Conclusion de l’ASFC concernant la menace de dommage

[137] La plainte contient des preuves qui indiquent, de façon raisonnable, l’existence d’une menace de dommage pour la branche de production des tôles fortes au Canada. Les renseignements fournis par la plaignante indiquent que les déséquilibres persistants dans l’industrie sidérurgique mondiale, la capacité excédentaire mondiale, la détérioration des conditions du marché de l’acier et de la conjoncture économique en Europe et en Asie, les conditions du marché dans les sources visées, les mesures commerciales à l’égard des sources visées et les conditions du marché canadien, comme nous l’avons vu, représentent collectivement une menace pour la branche de production canadienne.

Lien de causalité entre le dumping et le dommage

[138] L’ASFC juge que la plaignante a fourni suffisamment d’éléments de preuve indiquant, de façon raisonnable, qu’elle a subi un dommage en raison du présumé dumping au Canada des marchandises en cause, et que le dommage subi – en termes de perte de ventes, de compression et de gâchage des prix, de stagnation de la part de marché, de mauvais résultats financiers et de sous-utilisation de la capacité – est directement imputable à l’avantage concurrentiel des marchandises en cause sur les marchandises produites au Canada par l’effet du dumping apparent.

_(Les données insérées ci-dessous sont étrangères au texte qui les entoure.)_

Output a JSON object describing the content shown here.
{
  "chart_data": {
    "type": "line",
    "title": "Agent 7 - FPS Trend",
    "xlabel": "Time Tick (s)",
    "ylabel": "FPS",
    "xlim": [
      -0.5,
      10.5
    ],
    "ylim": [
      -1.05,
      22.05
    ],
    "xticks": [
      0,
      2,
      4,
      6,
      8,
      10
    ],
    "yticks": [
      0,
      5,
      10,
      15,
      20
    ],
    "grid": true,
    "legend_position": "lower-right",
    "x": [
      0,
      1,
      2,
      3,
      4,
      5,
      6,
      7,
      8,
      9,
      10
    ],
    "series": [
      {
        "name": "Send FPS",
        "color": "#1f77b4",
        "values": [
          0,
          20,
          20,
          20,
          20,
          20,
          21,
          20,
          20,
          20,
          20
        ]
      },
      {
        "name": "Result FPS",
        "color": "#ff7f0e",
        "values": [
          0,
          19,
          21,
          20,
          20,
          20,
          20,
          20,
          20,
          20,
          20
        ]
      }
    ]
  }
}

[139] La plaignante soutient que le dumping continu des marchandises en provenance des sources visées causera encore un dommage à la branche de production nationale à l’avenir. Comme nous l’avons vu, l’ASFC est d’avis que cette allégation de menace de dommage est raisonnablement étayée.

[140] En résumé, l’ASFC est d’avis que les renseignements contenus dans la plainte indiquent, de façon raisonnable, que le présumé dumping a causé et menace de causer un dommage à la branche de production nationale.

Conclusion

[141] À l’examen de la plainte, de ses propres documents internes sur les importations et des autres renseignements disponibles, l’ASFC est d’avis que les éléments de preuve indiquent que les tôles fortes originaires ou exportées du Territoire douanier distinct de Taiwan, Penghu, Kinmen et Matsu (Taipei chinois), de l’Allemagne, de la Malaisie, de la Corée du Sud et de la Turquie ont fait l’objet d’un dumping, et qu’il y a une indication raisonnable que ce dumping a causé ou menace de causer un dommage à la branche de production nationale. Par conséquent, le 27 mai 2020, conformément au paragraphe 31(1) de la LMSI, elle a ouvert une enquête sur le dumping.

Portée de l’enquête

[142] L’ASFC enquête pour déterminer si les marchandises en cause ont fait l’objet d’un dumping.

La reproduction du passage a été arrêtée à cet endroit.